MIAMI (AP) _ Fallen Panamanian dictator Manuel Noriega arrived in the United States early today to face drug trafficking charges after surrendering to U.S. troops outside his Vatican Embassy sanctuary in Panama City.

Noriega, who defied two U.S. presidents until he was toppled by the Dec. 20 American invasion, was flown to Homestead Air Force Base, about 25 miles south of Miami, to face a 1988 drug indictment.

The deposed military leader was scheduled to appear this afternoon for arraignment before U.S. District Judge William Hoeveler in the federal courthouse in downtown Miami, but Noriega will refuse to enter a plea, defense attorney Frank Rubino said this morning.

″We cannot submit to the jurisdiction of this court.
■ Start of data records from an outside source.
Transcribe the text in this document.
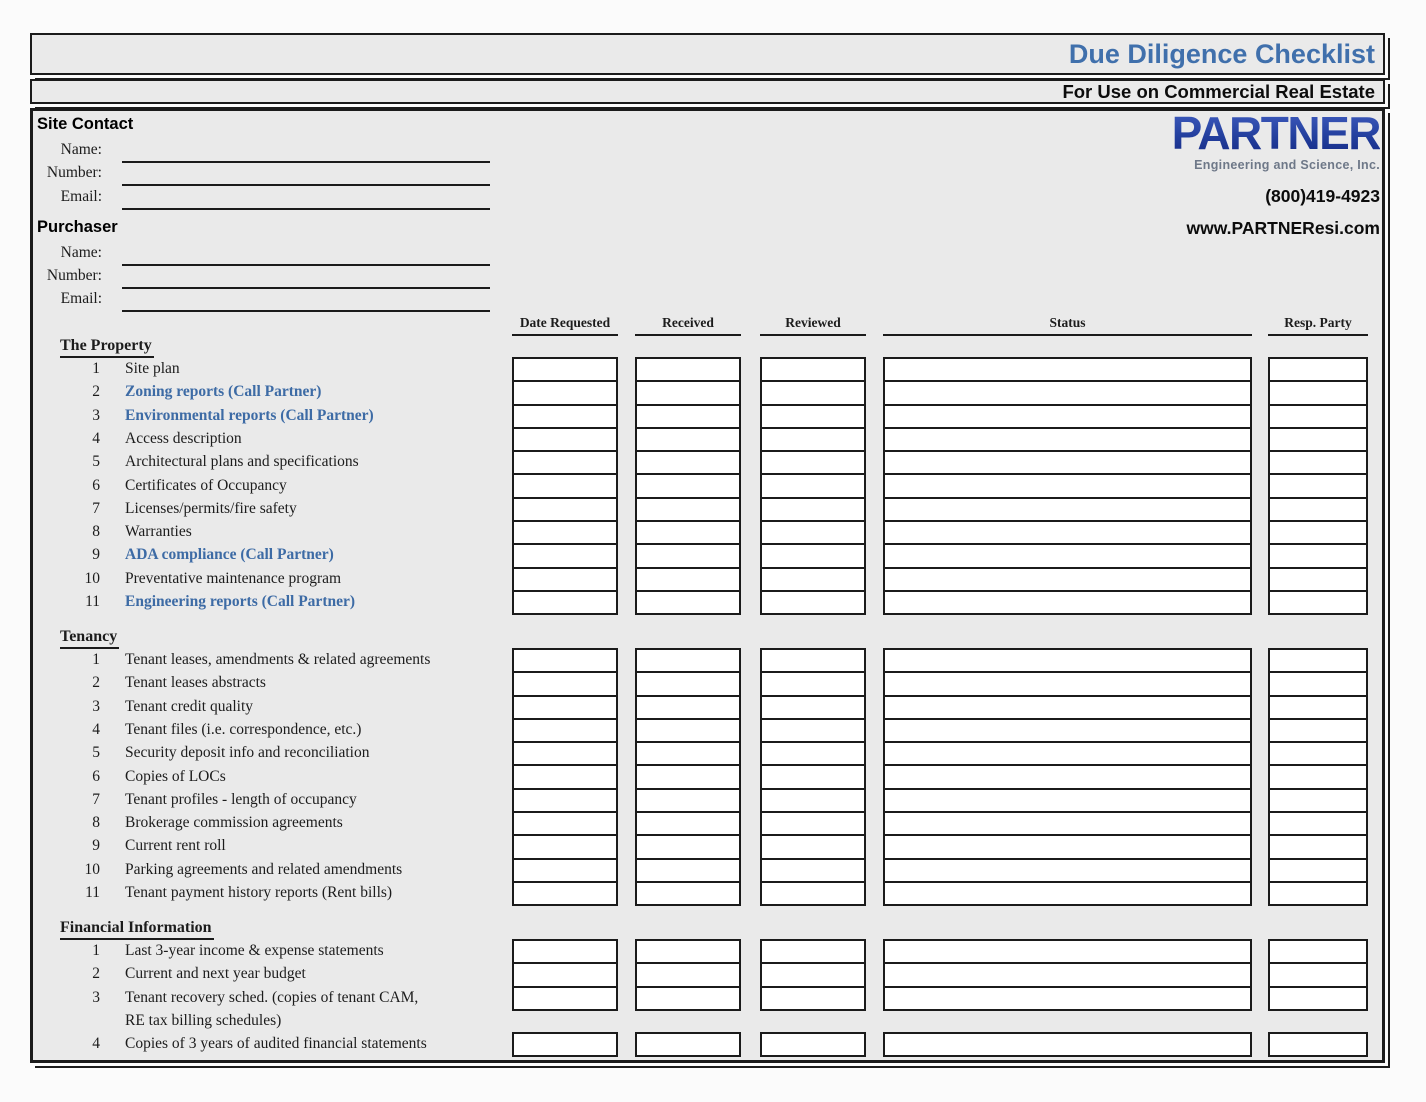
Due Diligence Checklist
For Use on Commercial Real Estate
Site Contact
Name:
Number:
Email:
Purchaser
Name:
Number:
Email:
PARTNER
Engineering and Science, Inc.
(800)419-4923
www.PARTNEResi.com
Date Requested	Received	Reviewed	Status	Resp. Party
The Property
1 Site plan
2 Zoning reports (Call Partner)
3 Environmental reports (Call Partner)
4 Access description
5 Architectural plans and specifications
6 Certificates of Occupancy
7 Licenses/permits/fire safety
8 Warranties
9 ADA compliance (Call Partner)
10 Preventative maintenance program
11 Engineering reports (Call Partner)
Tenancy
1 Tenant leases, amendments & related agreements
2 Tenant leases abstracts
3 Tenant credit quality
4 Tenant files (i.e. correspondence, etc.)
5 Security deposit info and reconciliation
6 Copies of LOCs
7 Tenant profiles - length of occupancy
8 Brokerage commission agreements
9 Current rent roll
10 Parking agreements and related amendments
11 Tenant payment history reports (Rent bills)
Financial Information
1 Last 3-year income & expense statements
2 Current and next year budget
3 Tenant recovery sched. (copies of tenant CAM,
RE tax billing schedules)
4 Copies of 3 years of audited financial statements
General Noriega will stand mute at the arraignment,″ Rubino said as he and co-counsel Steven Kollin waited in the courthouse to see their client for the first time since his surrender.

Rubino’s comment indicated the defense might begin with the theory argued earlier that Noriega is immune from prosecution in the United States as a former head of state.

Noriega’s attorney Steven Kollin earlier had discussed plans for an innocent plea and the initial stages of a defense.

″We’re going to request certain pretrial discovery requests including certain sensitive documents, and these sensitive documents will get to the truth of the matter,″ Kollin said. ″I believe he will be found not guilty if we can find a jury of 12 people after this unparalleled pretrial publicity.″

The archbishop of Panama, Marcos McGrath, said today that Noriega decided to give up after realizing that even his long-time supporters had turned against him and he was cornered.

Attorney General Dick Thornburgh, in television interviews from Washington, explained the surrender by saying on CBS: ″I think he saw the handwriting on the wall.″ He said prosecutors have a strong case against Noriega, adding on NBC, ″If we can make it better, we won’t hesitate to do so.″

Security officials speaking on condition of anonymity told The Associated Press that Noriega had been detained at the courthouse.

Noriega, who left Panama in his general’s uniform, was wearing a khaki open-neck shirt and dark trousers as he awaited the proceedings, a federal worker said.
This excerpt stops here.